Once the camera SDs were collected, we drove through Pirang village and stopped to give the children some pens, pencils and sweets.
We had already visited Ghanatown, Kartong Beach Side and Kartong River Side on previous days so today's activities concentrated on one of the remaining sites surveyed by Moore et al. between 2011-2018.
Banjul is a vibrant and colourful landing site, full of beautiful wooden boats and bursting with life! The conditions were harsh though, and people were working hard, in the heat of the day, to make a living.
At the site we spent some time taking critically endangered elasmobranch measurements, photographing the catch and determining gender where possible!
Our lunch stop was superb, with a visit to Calypso restaurant at Cape Point where we saw West African crocs being fed a fish lunch, along with some fabulous birds including the funky African spoonbill!
Then we enjoyed a wild swim in the sea with some small waves to play in before heading back to base.
Today was another great day for seeing new bird species and we added the gull-billed tern, crested lark, blue-cheeked bee-eater, black egret, black crake, spur-winged lapwing, painted-snipe and lesser crested tern to our ever expanding list.
We had been competing to see whether undergrads or post-grads spotted more birds. Both groups reached over 100 species.
Today we travelled to Bijol Islands; a group of uninhabited islands full of a variety of bird species. To get there we travelled across the sea on a small speedboat and after a short (and very wet journey) we arrived on the beautiful islands!
The boat trip alone was great fun and a brilliant experience jetting between all the colourful local fishing boats.
From the outside they might not look like much, as there are no trees or vegetation. But they are home to an immense amount of wildlife. Walking across the islands we were able to see so many birds including the caspian tern, little tern, osprey and great white pelicans.
While walking along the sandy islands we also saw signs of other wildlife: multiple turtle bones, a turtle shel and headl, a washed up pufferfish and butterfish. Although we did not spot any turtles at sea, finding bones indicates that they are still present in this area of The Gambia!
Just off the edge of one of the islands we walked around some rock pools to look for some wildlife. Just in this small area we found different coral species, a stingray and a juvenile butterfish.
The highlight of the trip though had to be walking amongst all the birds on the furthest island and seeing so many species all together in one place. It was amazing to see so many different species and hear all their different calls.
Bijol Islands are definitely worth the visit, especially if you're an avid birdwatcher! However, we do recommend reapplying the sun cream because many of us came back a bit more burnt than when we arrived, despite the cold breeze and clouds.
It was sadly our last full day of being in the beautiful Gambia.
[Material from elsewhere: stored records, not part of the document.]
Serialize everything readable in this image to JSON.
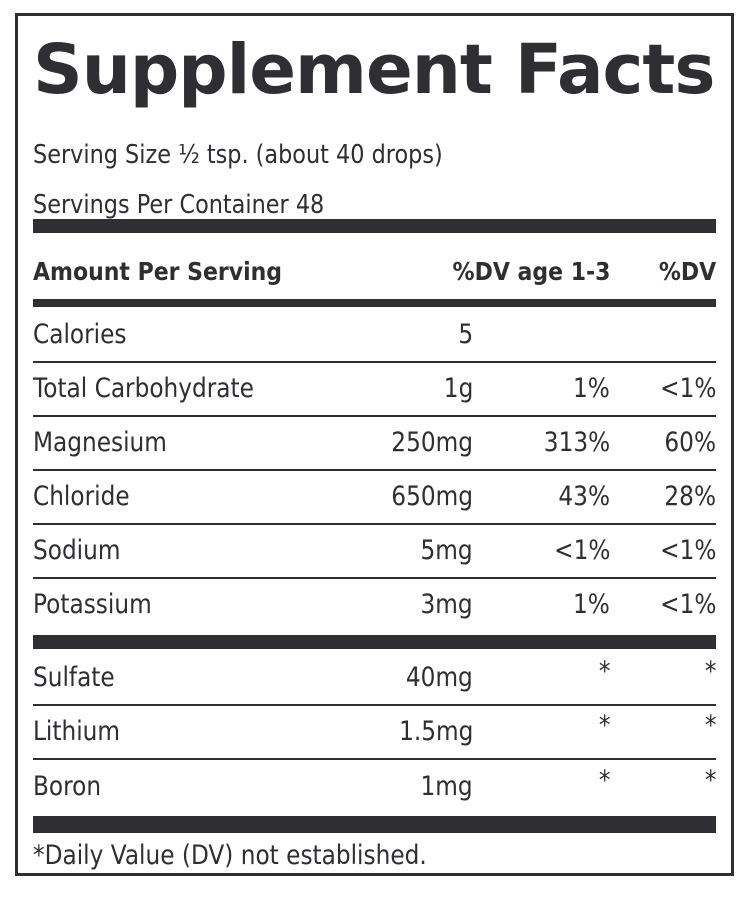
{
  "title": "Supplement Facts",
  "serving_size": "Serving Size ½ tsp. (about 40 drops)",
  "servings_per_container": "Servings Per Container 48",
  "header": {
    "amount": "Amount Per Serving",
    "dv_age": "%DV age 1-3",
    "dv": "%DV"
  },
  "rows_main": [
    {
      "name": "Calories",
      "amount": "5",
      "dv_age": "",
      "dv": ""
    },
    {
      "name": "Total Carbohydrate",
      "amount": "1g",
      "dv_age": "1%",
      "dv": "<1%"
    },
    {
      "name": "Magnesium",
      "amount": "250mg",
      "dv_age": "313%",
      "dv": "60%"
    },
    {
      "name": "Chloride",
      "amount": "650mg",
      "dv_age": "43%",
      "dv": "28%"
    },
    {
      "name": "Sodium",
      "amount": "5mg",
      "dv_age": "<1%",
      "dv": "<1%"
    },
    {
      "name": "Potassium",
      "amount": "3mg",
      "dv_age": "1%",
      "dv": "<1%"
    }
  ],
  "rows_other": [
    {
      "name": "Sulfate",
      "amount": "40mg",
      "dv_age": "*",
      "dv": "*"
    },
    {
      "name": "Lithium",
      "amount": "1.5mg",
      "dv_age": "*",
      "dv": "*"
    },
    {
      "name": "Boron",
      "amount": "1mg",
      "dv_age": "*",
      "dv": "*"
    }
  ],
  "footnote": "*Daily Value (DV) not established."
}
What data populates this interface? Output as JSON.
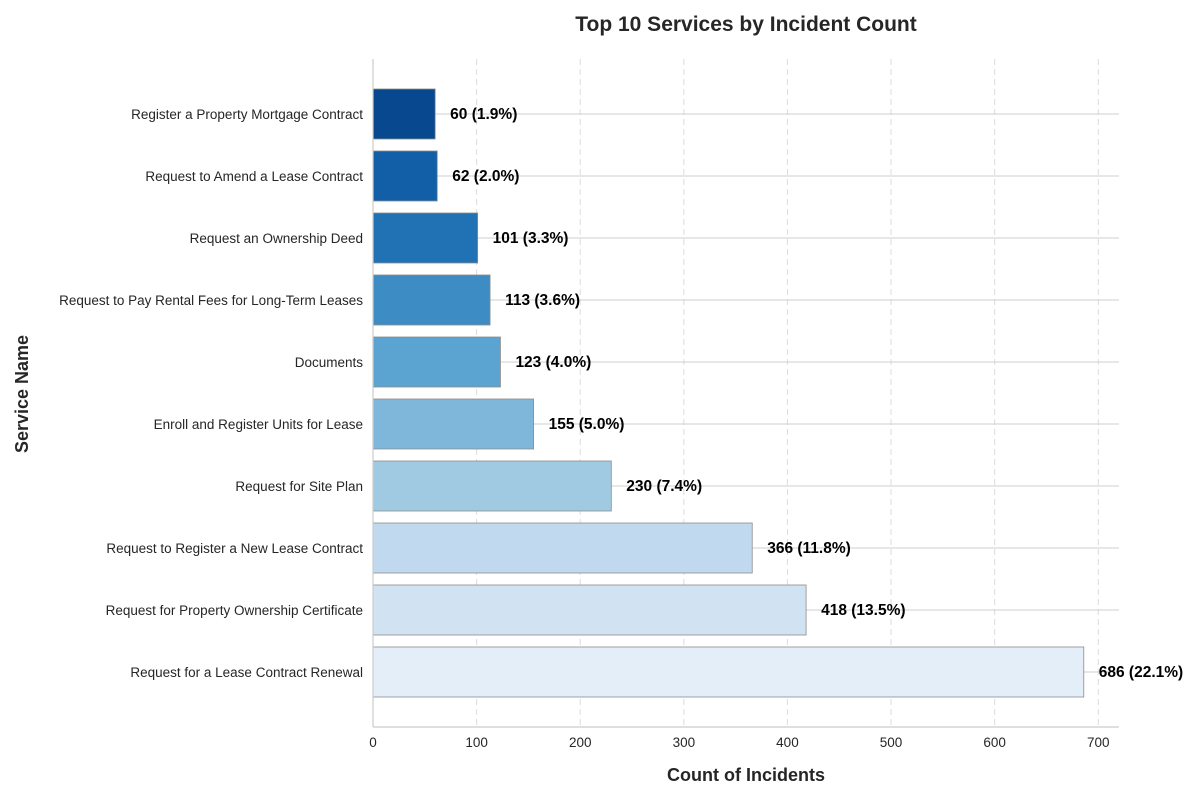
{
  "chart_data": {
    "type": "bar",
    "orientation": "horizontal",
    "title": "Top 10 Services by Incident Count",
    "xlabel": "Count of Incidents",
    "ylabel": "Service Name",
    "xlim": [
      0,
      720
    ],
    "xticks": [
      0,
      100,
      200,
      300,
      400,
      500,
      600,
      700
    ],
    "grid": true,
    "categories": [
      "Register a Property Mortgage Contract",
      "Request to Amend a Lease Contract",
      "Request an Ownership Deed",
      "Request to Pay Rental Fees for Long-Term Leases",
      "Documents",
      "Enroll and Register Units for Lease",
      "Request for Site Plan",
      "Request to Register a New Lease Contract",
      "Request for Property Ownership Certificate",
      "Request for a Lease Contract Renewal"
    ],
    "values": [
      60,
      62,
      101,
      113,
      123,
      155,
      230,
      366,
      418,
      686
    ],
    "data_labels": [
      "60 (1.9%)",
      "62 (2.0%)",
      "101 (3.3%)",
      "113 (3.6%)",
      "123 (4.0%)",
      "155 (5.0%)",
      "230 (7.4%)",
      "366 (11.8%)",
      "418 (13.5%)",
      "686 (22.1%)"
    ],
    "colors": [
      "#08488e",
      "#135fa7",
      "#2171b5",
      "#3d8dc4",
      "#5ba3d0",
      "#7fb7da",
      "#a0cae1",
      "#c1d9ee",
      "#d1e3f3",
      "#e3eef9"
    ]
  }
}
We carried out another vulture transect. counting 509 total vultures this time, making 1000 sightings in total just on the transect surveys!
Horse and Donkey Trust
Next, we drove to The Gambian Horse and Donkey Trust, which is an inspiring, wonderful place that rescues injured donkeys and horses as well as cats and dogs.
They ship donated snaffle bits from UK to The Gambia so that owners of horses and donkeys whose animals are being worked in inappropriate bits are able to swap them for a more comfortable option.
All the workers and vet volunteers were so hard working and are so passionate about all of their animals' welfare. We also got to play with the rescued puppies which was lovely. It was a truly brilliant place and none of us wanted to leave!
When we eventually left, we drove back to the hotel through the busy streets. We did our presentations of our chosen projects and discussed what we found.
We talked about our trip what it had been like to experience a conservation project at the very beginning of the development process. We witnessed how conservation projects may impact the community and the challenges there are for conservationists not only socially but mentally and physically as well.